The first thing we need to do before we get started is to define what a router is or does. In the most basic sense of the term, a router forwards packets from one network to another. To really understand what's going on you need to picture how Internet traffic moves from one computer to another. If you do a Google search for OSI 7-layer model, you'll find any number of pictures and references describing network traffic as it happens from the lowest layer (physical) up to the highest layer (application). Most routers typically sit at layer 3 since they use an IP address to make decisions on what to do with the data. Most firewalls typically involve the basic functions of a router along with filtering and physical separation, meaning two separate network connections, to do their job.
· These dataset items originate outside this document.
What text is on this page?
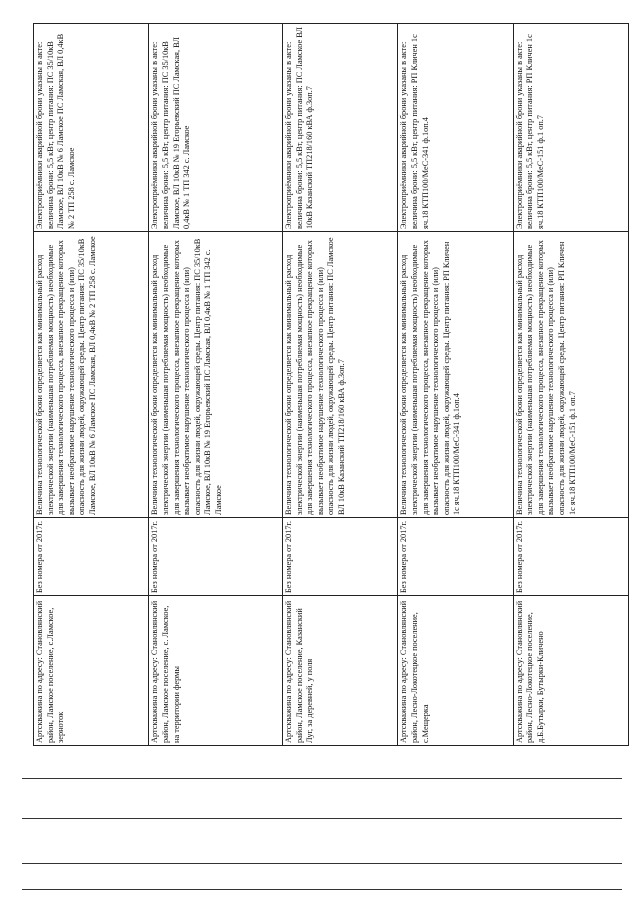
Артскважина по адресу: Становлянский район, Ламское поселение, с.Ламское, зерноток	Без номера от 2017г.	Величина технологической брони определяется как минимальный расход электрической энергии (наименьшая потребляемая мощность) необходимые для завершения технологического процесса, внезапное прекращение которых вызывает необратимое нарушение технологического процесса и (или) опасность для жизни людей, окружающей среды. Центр питания: ПС 35/10кВ Ламское, ВЛ 10кВ № 6 Ламское ПС Ламская, ВЛ 0,4кВ № 2 ТП 258 с. Ламское	Электроприёмники аварийной брони указаны в акте: величина брони: 5,5 кВт, центр питания: ПС 35/10кВ Ламское, ВЛ 10кВ № 6 Ламское ПС Ламская, ВЛ 0,4кВ № 2 ТП 258 с. Ламское
Артскважина по адресу: Становлянский район, Ламское поселение, с. Ламское, на территории фермы	Без номера от 2017г.	Величина технологической брони определяется как минимальный расход электрической энергии (наименьшая потребляемая мощность) необходимые для завершения технологического процесса, внезапное прекращение которых вызывает необратимое нарушение технологического процесса и (или) опасность для жизни людей, окружающей среды. Центр питания: ПС 35/10кВ Ламское, ВЛ 10кВ № 19 Егорьевский ПС Ламская, ВЛ 0,4кВ № 1 ТП 342 с. Ламское	Электроприёмники аварийной брони указаны в акте: величина брони: 5,5 кВт, центр питания: ПС 35/10кВ Ламское, ВЛ 10кВ № 19 Егорьевский ПС Ламская, ВЛ 0,4кВ № 1 ТП 342 с. Ламское
Артскважина по адресу: Становлянский район, Ламское поселение, Казанский Луг, за деревней, у поля	Без номера от 2017г.	Величина технологической брони определяется как минимальный расход электрической энергии (наименьшая потребляемая мощность) необходимые для завершения технологического процесса, внезапное прекращение которых вызывает необратимое нарушение технологического процесса и (или) опасность для жизни людей, окружающей среды. Центр питания: ПС Ламское ВЛ 10кВ Казанский ТП218/160 кВА ф.3оп.7	Электроприёмники аварийной брони указаны в акте: величина брони: 5,5 кВт, центр питания: ПС Ламское ВЛ 10кВ Казанский ТП218/160 кВА ф.3оп.7
Артскважина по адресу: Становлянский район, Лесно-Локотецкое поселение, с.Мещерка	Без номера от 2017г.	Величина технологической брони определяется как минимальный расход электрической энергии (наименьшая потребляемая мощность) необходимые для завершения технологического процесса, внезапное прекращение которых вызывает необратимое нарушение технологического процесса и (или) опасность для жизни людей, окружающей среды. Центр питания: РП Кличен 1с яч.18 КТП100/МеС-341 ф.1оп.4	Электроприёмники аварийной брони указаны в акте: величина брони: 5,5 кВт, центр питания: РП Кличен 1с яч.18 КТП100/МеС-341 ф.1оп.4
Артскважина по адресу: Становлянский район, Лесно-Локотецкое поселение, д.Б.Бутырки, Бутырки-Кличено	Без номера от 2017г.	Величина технологической брони определяется как минимальный расход электрической энергии (наименьшая потребляемая мощность) необходимые для завершения технологического процесса, внезапное прекращение которых вызывает необратимое нарушение технологического процесса и (или) опасность для жизни людей, окружающей среды. Центр питания: РП Кличен 1с яч.18 КТП100/МеС-151 ф.1 оп.7	Электроприёмники аварийной брони указаны в акте: величина брони: 5,5 кВт, центр питания: РП Кличен 1с яч.18 КТП100/МеС-151 ф.1 оп.7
First up is Clear OS, defined on their website as "a powerful network and gateway server designed for small organizations and distributed environments." Clear OS is based on the Cent OS distribution which in turn is based on the open source version of Red Hat Enterprise Linux. The latest stable release is version 5.2, although version 6.0 is in the final stages of testing prior to final release. Many familiar open source projects such as Apache, ClamAV, DansGuardian, Snort and Spam Assassin do the heavy lifting, running on top of Cent OS.
What you get with Clear OS is an enterprise-quality OS, a laundry list of established open source anti-virus and firewall tools, coupled with a community-based support system focused on any number of different deployment scenarios. Clear OS has an international following and counts many not-for-profit organizations in its list of satisfied customers. They have an active community page and an extensive user guide. A developer page provides insight into current and proposed applications that are part of the Clear OS distribution.
Small is the theme with m0n0wall. In fact, the current version of m0n0wall only needs 12 MB of disk space. The obvious target for m0n0wall is the small, embedded device focused at protecting a small workgroup or home network. m0n0wall is based on a customized version of FreeBSD along with a short list of extras to perform all the necessary firewall functions. It uses a tiny web server to provide a web-based user interface to manage all its functionality.
m0n0wall is no slouch when it comes to performance either. It can easily handle a single 50 Mbps pipe with embedded hardware such as a net4801 or WRAP and up to 100 Mbps on relatively recent PC hardware. That's more than enough to protect your typical Internet connection. This solution could be really cost effective for protecting remote offices or for work-from-home employees.